Environment, social and governance (ESG) principles are increasingly being incorporated into the investment process in Asia, but a lack of agreed reporting standards remain a barrier, finds a new survey by State Street.
The study* – based on responses from Australia, Japan, China, Hong Kong, Singapore, Taiwan and South Korea – argues that many of the traditional barriers to ESG integration are receding in Asia.
Yet the region is still lagging on this front. Nearly three-quarters of institutional investors surveyed in Asia Pacific have implemented an ESG framework in their investment process, but the proportion of global ESG assets managed in the region remains small, said Lou Maiuri, Boston-based head of State Street’s global markets business.
Of the $25 trillion of assets worldwide that incorporate some type of sustainable investment approach, Asia Pacific accounts for just 2%-3%, Maiuri told AsianInvestor, citing data from consultancy Impactvesting. And excluding Japan, Australia and New Zealand, the region accounts for just 0.2%, he added.
Asked how he sees Asian asset owners pushing ahead with their ESG policy, Maiuri said: “Asia ex-Japan is still lagging New Zealand and Australia, but we know several asset owners in the region have either increased their allocations to ESG-themed strategies or are looking to do so in the near term.”
Obstacles coming down
One thing that has long been an issue is the fear that ESG adoption would have a negative impact on investment performance, with 60% of respondents to a Cerulli Associates poll in 2015 citing this as a worry.
But in the new State Street report, 60% of institutional investors in Asia Pacific (67% globally) said it was possible to align material ESG issues and financial performance, while 58% did not believe ESG investing necessarily resulted in lower returns.

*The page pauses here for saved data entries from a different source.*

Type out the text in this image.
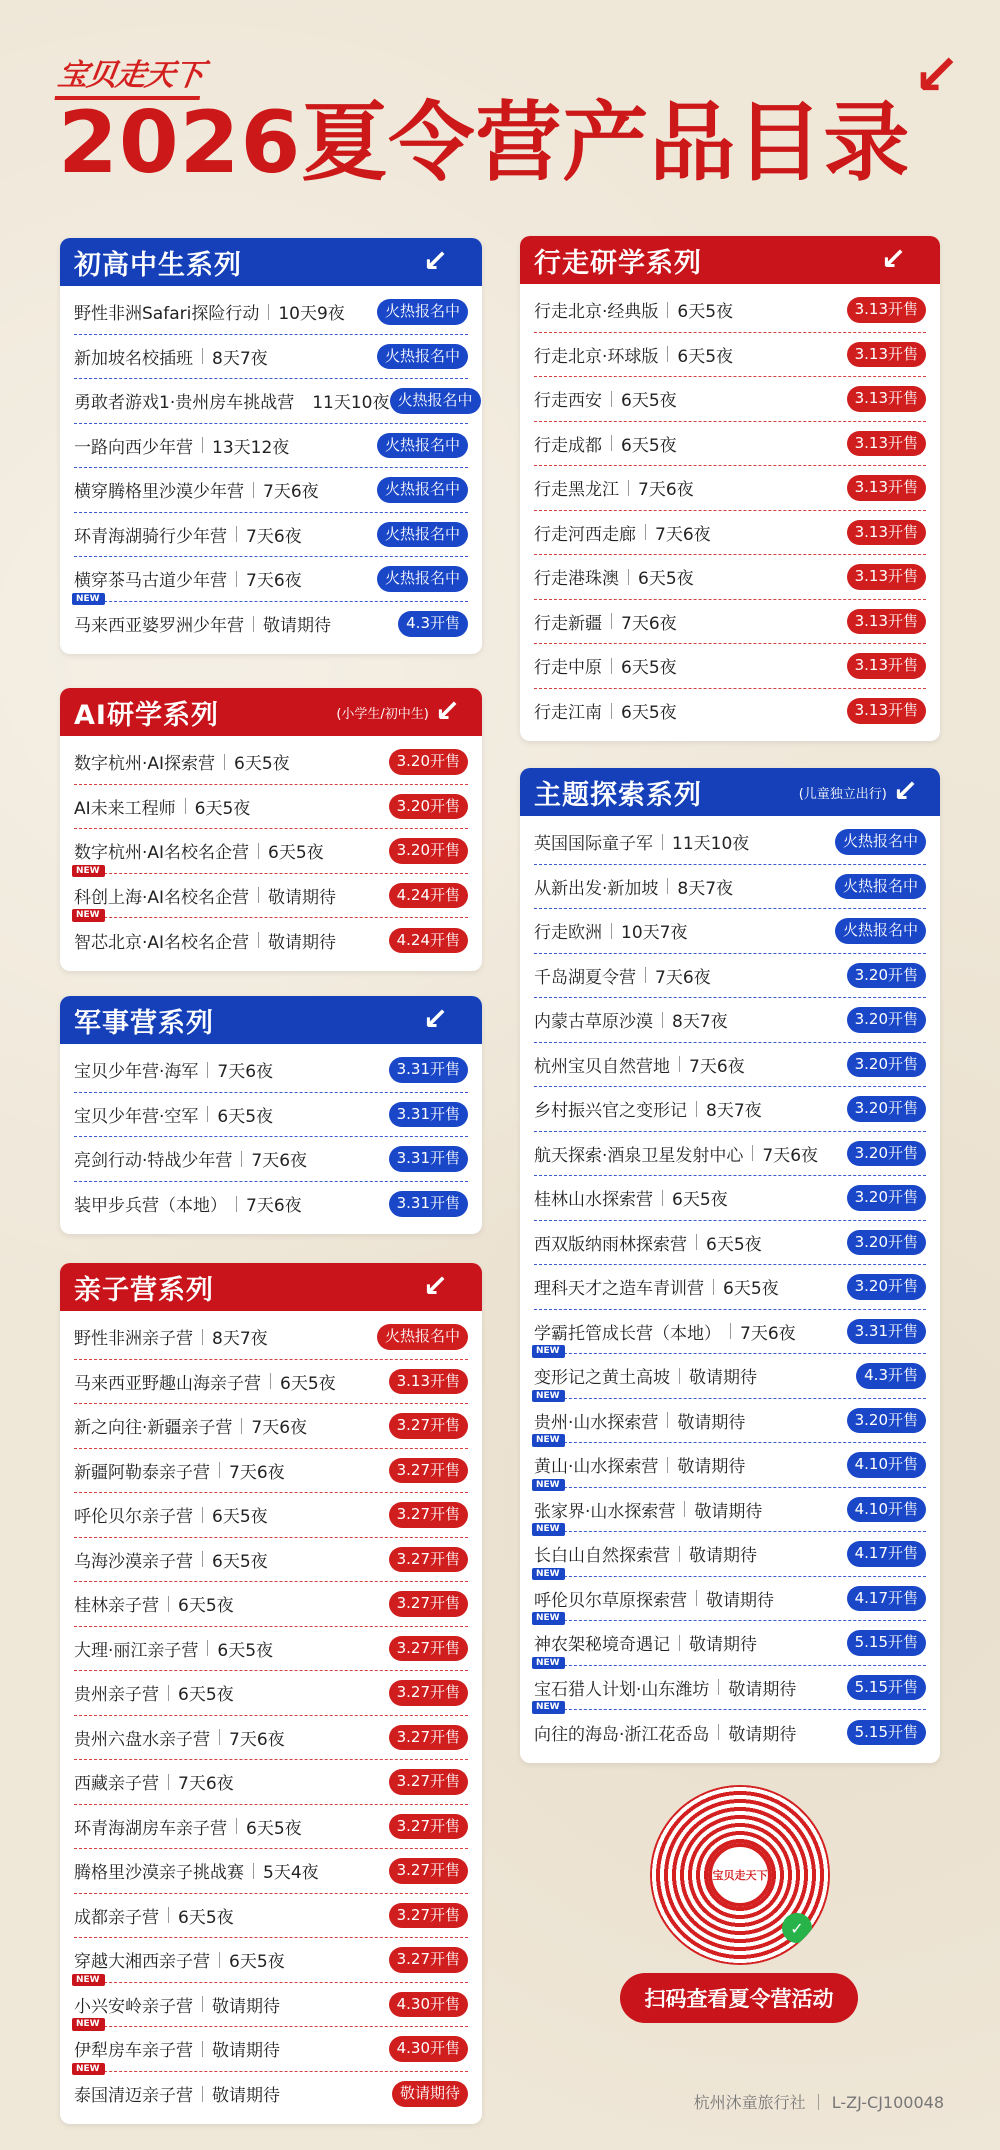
宝贝走天下	↙
2026夏令营产品目录
初高中生系列	↙
野性非洲Safari探险行动 10天9夜	火热报名中
新加坡名校插班 8天7夜	火热报名中
勇敢者游戏1·贵州房车挑战营 11天10夜 火热报名中
一路向西少年营 13天12夜	火热报名中
横穿腾格里沙漠少年营 7天6夜	火热报名中
环青海湖骑行少年营 7天6夜	火热报名中
横穿茶马古道少年营 7天6夜	火热报名中
NEW
马来西亚婆罗洲少年营 敬请期待	4.3开售
AI研学系列	(小学生/初中生) ↙
数字杭州·AI探索营 6天5夜	3.20开售
AI未来工程师 6天5夜	3.20开售
数字杭州·AI名校名企营 6天5夜	3.20开售
NEW
科创上海·AI名校名企营 敬请期待	4.24开售
NEW
智芯北京·AI名校名企营 敬请期待	4.24开售
军事营系列	↙
宝贝少年营·海军 7天6夜	3.31开售
宝贝少年营·空军 6天5夜	3.31开售
亮剑行动·特战少年营 7天6夜	3.31开售
装甲步兵营（本地） 7天6夜	3.31开售
亲子营系列	↙
野性非洲亲子营 8天7夜	火热报名中
马来西亚野趣山海亲子营 6天5夜	3.13开售
新之向往·新疆亲子营 7天6夜	3.27开售
新疆阿勒泰亲子营 7天6夜	3.27开售
呼伦贝尔亲子营 6天5夜	3.27开售
乌海沙漠亲子营 6天5夜	3.27开售
桂林亲子营 6天5夜	3.27开售
大理·丽江亲子营 6天5夜	3.27开售
贵州亲子营 6天5夜	3.27开售
贵州六盘水亲子营 7天6夜	3.27开售
西藏亲子营 7天6夜	3.27开售
环青海湖房车亲子营 6天5夜	3.27开售
腾格里沙漠亲子挑战赛 5天4夜	3.27开售
成都亲子营 6天5夜	3.27开售
穿越大湘西亲子营 6天5夜	3.27开售
NEW
小兴安岭亲子营 敬请期待	4.30开售
NEW
伊犁房车亲子营 敬请期待	4.30开售
NEW
泰国清迈亲子营 敬请期待	敬请期待
行走研学系列	↙
行走北京·经典版 6天5夜	3.13开售
行走北京·环球版 6天5夜	3.13开售
行走西安 6天5夜	3.13开售
行走成都 6天5夜	3.13开售
行走黑龙江 7天6夜	3.13开售
行走河西走廊 7天6夜	3.13开售
行走港珠澳 6天5夜	3.13开售
行走新疆 7天6夜	3.13开售
行走中原 6天5夜	3.13开售
行走江南 6天5夜	3.13开售
主题探索系列	(儿童独立出行) ↙
英国国际童子军 11天10夜	火热报名中
从新出发·新加坡 8天7夜	火热报名中
行走欧洲 10天7夜	火热报名中
千岛湖夏令营 7天6夜	3.20开售
内蒙古草原沙漠 8天7夜	3.20开售
杭州宝贝自然营地 7天6夜	3.20开售
乡村振兴官之变形记 8天7夜	3.20开售
航天探索·酒泉卫星发射中心 7天6夜	3.20开售
桂林山水探索营 6天5夜	3.20开售
西双版纳雨林探索营 6天5夜	3.20开售
理科天才之造车青训营 6天5夜	3.20开售
学霸托管成长营（本地） 7天6夜	3.31开售
NEW
变形记之黄土高坡 敬请期待	4.3开售
NEW
贵州·山水探索营 敬请期待	3.20开售
NEW
黄山·山水探索营 敬请期待	4.10开售
NEW
张家界·山水探索营 敬请期待	4.10开售
NEW
长白山自然探索营 敬请期待	4.17开售
NEW
呼伦贝尔草原探索营 敬请期待	4.17开售
NEW
神农架秘境奇遇记 敬请期待	5.15开售
NEW
宝石猎人计划·山东潍坊 敬请期待	5.15开售
NEW
向往的海岛·浙江花岙岛 敬请期待	5.15开售
宝贝走天下
✓
扫码查看夏令营活动
杭州沐童旅行社 ｜ L-ZJ-CJ100048
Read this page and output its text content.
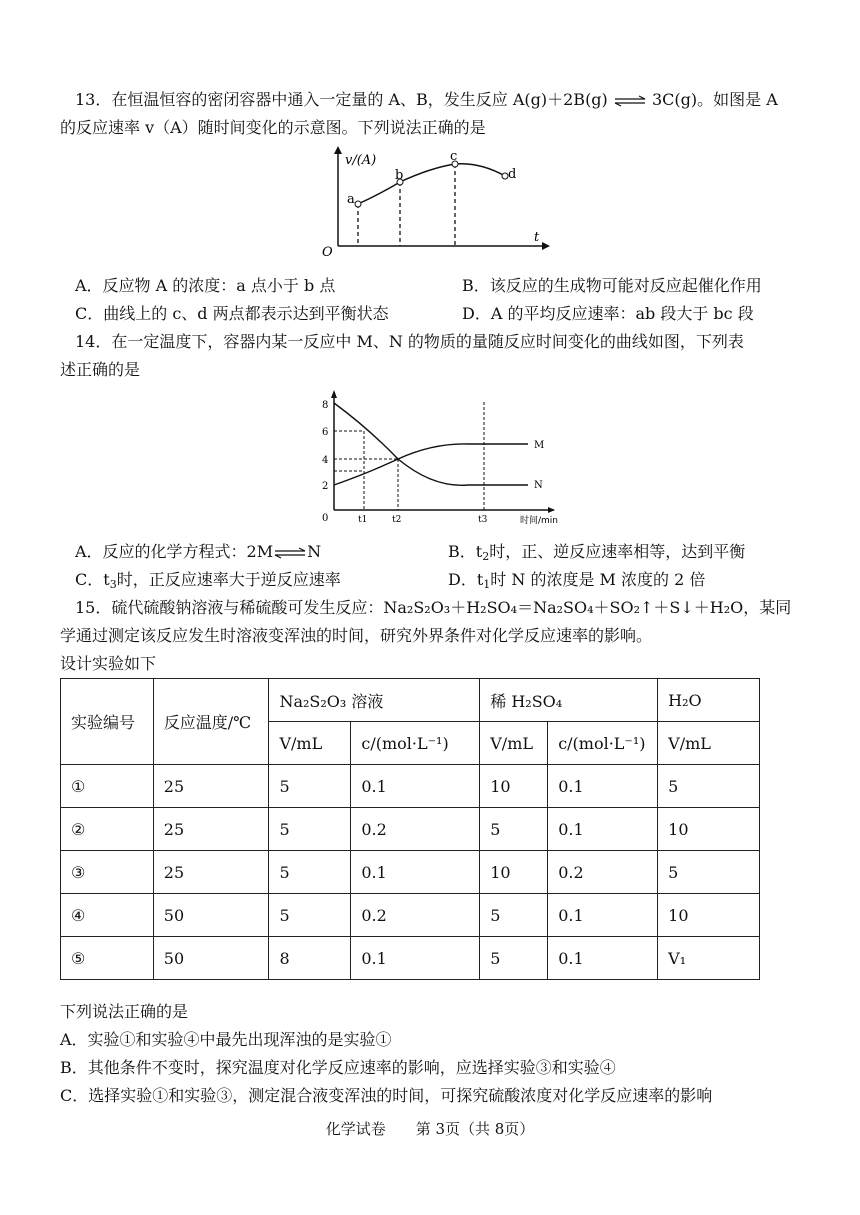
13．在恒温恒容的密闭容器中通入一定量的 A、B，发生反应 A(g)＋2B(g) ⇌ 3C(g)。如图是 A
的反应速率 v（A）随时间变化的示意图。下列说法正确的是
v/(A)
t
O
a
b
c
d
A．反应物 A 的浓度：a 点小于 b 点	B．该反应的生成物可能对反应起催化作用
C．曲线上的 c、d 两点都表示达到平衡状态	D．A 的平均反应速率：ab 段大于 bc 段
14．在一定温度下，容器内某一反应中 M、N 的物质的量随反应时间变化的曲线如图，下列表
述正确的是
8
6
4
2
0
M
N
t1	t2	t3	时间/min
A．反应的化学方程式：2M⇌N	B．$t_2$时，正、逆反应速率相等，达到平衡
C．$t_3$时，正反应速率大于逆反应速率	D．$t_1$时 N 的浓度是 M 浓度的 2 倍
15．硫代硫酸钠溶液与稀硫酸可发生反应：Na₂S₂O₃＋H₂SO₄＝Na₂SO₄＋SO₂↑＋S↓＋H₂O，某同
学通过测定该反应发生时溶液变浑浊的时间，研究外界条件对化学反应速率的影响。
设计实验如下
实验编号	反应温度/℃	Na₂S₂O₃ 溶液		稀 H₂SO₄		H₂O
		V/mL	c/(mol·L⁻¹)	V/mL	c/(mol·L⁻¹)	V/mL
①	25	5	0.1	10	0.1	5
②	25	5	0.2	5	0.1	10
③	25	5	0.1	10	0.2	5
④	50	5	0.2	5	0.1	10
⑤	50	8	0.1	5	0.1	V₁
下列说法正确的是
A．实验①和实验④中最先出现浑浊的是实验①
B．其他条件不变时，探究温度对化学反应速率的影响，应选择实验③和实验④
C．选择实验①和实验③，测定混合液变浑浊的时间，可探究硫酸浓度对化学反应速率的影响
化学试卷　　第 3页（共 8页）
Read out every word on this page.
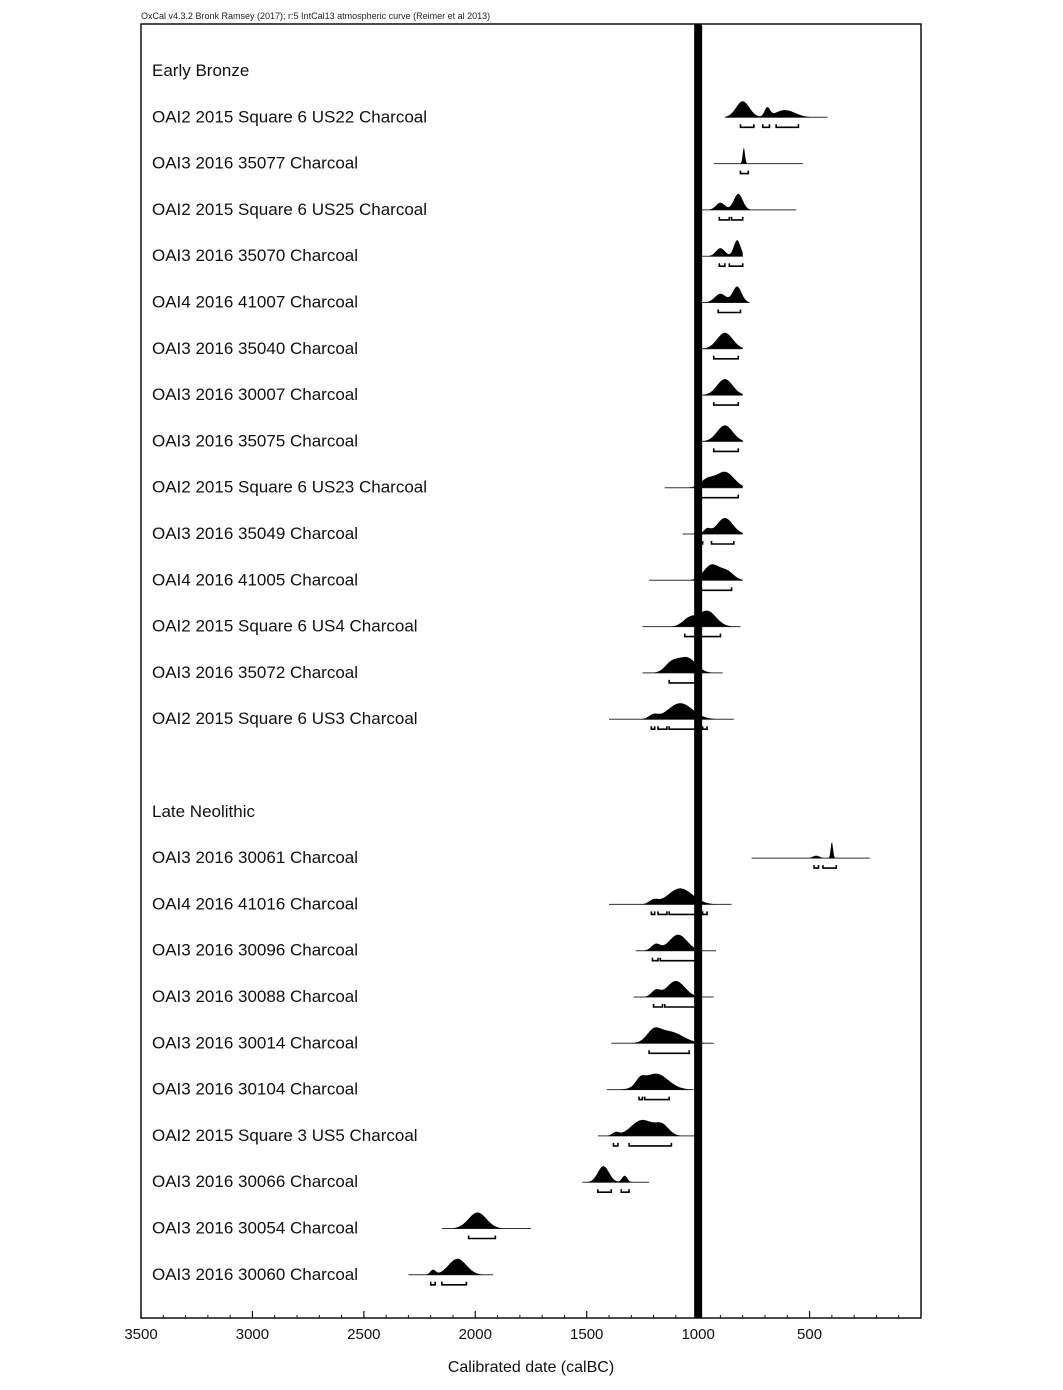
OxCal v4.3.2 Bronk Ramsey (2017); r:5 IntCal13 atmospheric curve (Reimer et al 2013)
3500	3000	2500	2000	1500	1000	500
Early Bronze
OAI2 2015 Square 6 US22 Charcoal
OAI3 2016 35077 Charcoal
OAI2 2015 Square 6 US25 Charcoal
OAI3 2016 35070 Charcoal
OAI4 2016 41007 Charcoal
OAI3 2016 35040 Charcoal
OAI3 2016 30007 Charcoal
OAI3 2016 35075 Charcoal
OAI2 2015 Square 6 US23 Charcoal
OAI3 2016 35049 Charcoal
OAI4 2016 41005 Charcoal
OAI2 2015 Square 6 US4 Charcoal
OAI3 2016 35072 Charcoal
OAI2 2015 Square 6 US3 Charcoal
Late Neolithic
OAI3 2016 30061 Charcoal
OAI4 2016 41016 Charcoal
OAI3 2016 30096 Charcoal
OAI3 2016 30088 Charcoal
OAI3 2016 30014 Charcoal
OAI3 2016 30104 Charcoal
OAI2 2015 Square 3 US5 Charcoal
OAI3 2016 30066 Charcoal
OAI3 2016 30054 Charcoal
OAI3 2016 30060 Charcoal
Calibrated date (calBC)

Only 8% of Asian respondents (10% globally) said they thought their fiduciary duties were a barrier to ESG integration, while 71% saw three-plus years as a realistic time frame in which to gain outperformance from ESG investments.
Still, the lack of a standardised reporting and performance assessment system continues to hold back a wider embrace of ESG by institutions.
One of the most critical aspects of this issue is materiality, in that a piece of information is material if it is likely to affect financial performance. Investors are finding it difficult to obtain hard numbers on which ESG issues an investee company regards as important, State Street said.
Naturally, most (87% in Asia and 92% globally) investors want companies to identify explicitly the ESG factors that materially affect performance.
But a major problem they highlight is the lack of industry standards for measuring ESG performance. More than half (56%) said they needed more ESG data from independent sources to make educated investment decisions.
Short-termism is another barrier to full implementation of ESG, as so many investee companies are motivated by their quarterly reporting structures.
State Street said several initiatives were trying to lengthen the decision-making time frame and were adhered to by some institutions in Asia, including Singapore’s GIC and New Zealand Superannuation Fund. These include the Focusing Capital on the Long Term initiative, the Strategic Investor Initiative and the Coalition for Inclusive Capitalism.
Moreover, Asia-Pacific institutional investors are placing an increasing importance on sustainability and climate risk when they assess their portfolio holdings, Maiuri said.
“We’ve seen significant progress in investors’ understanding of ESG over recent years,” he added, “but believe further progress can be made to move more investors from ESG awareness to full integration.”
Among Asia’s largest asset owners, Japan’s Government Pension Investment Fund, Taiwan’s Bureau of Labor Funds, Hesta Super in Australia, and NZ Super are all keenly aware of the benefits that can be derived from an ESG investment policy.
In the case of individual investors, the State Street report said the investment industry was falling behind in providing knowledge on this topic, with 83% of retail investors saying their knowledge of ESG came from their own research, rather than from their financial adviser. “If advisers want to be able to respond to this interest,” said the report, “they need to have the requisite knowledge to do so.”
Indeed, the CFA Institute’s Asia managing director, Nick Pollard, this week highlighted to AsianInvestor the need for financial analysts and advisers to adopt an ESG framework and said the institute considered this a major plank of its education strategy in the coming years.
* The study, led by State Street’s Center for Applied Research, was co-authored by Professor Robert Eccles, visiting professor at the Said Business School at Oxford University, and comprises a global survey of 582 institutional investors and 750 individual investors.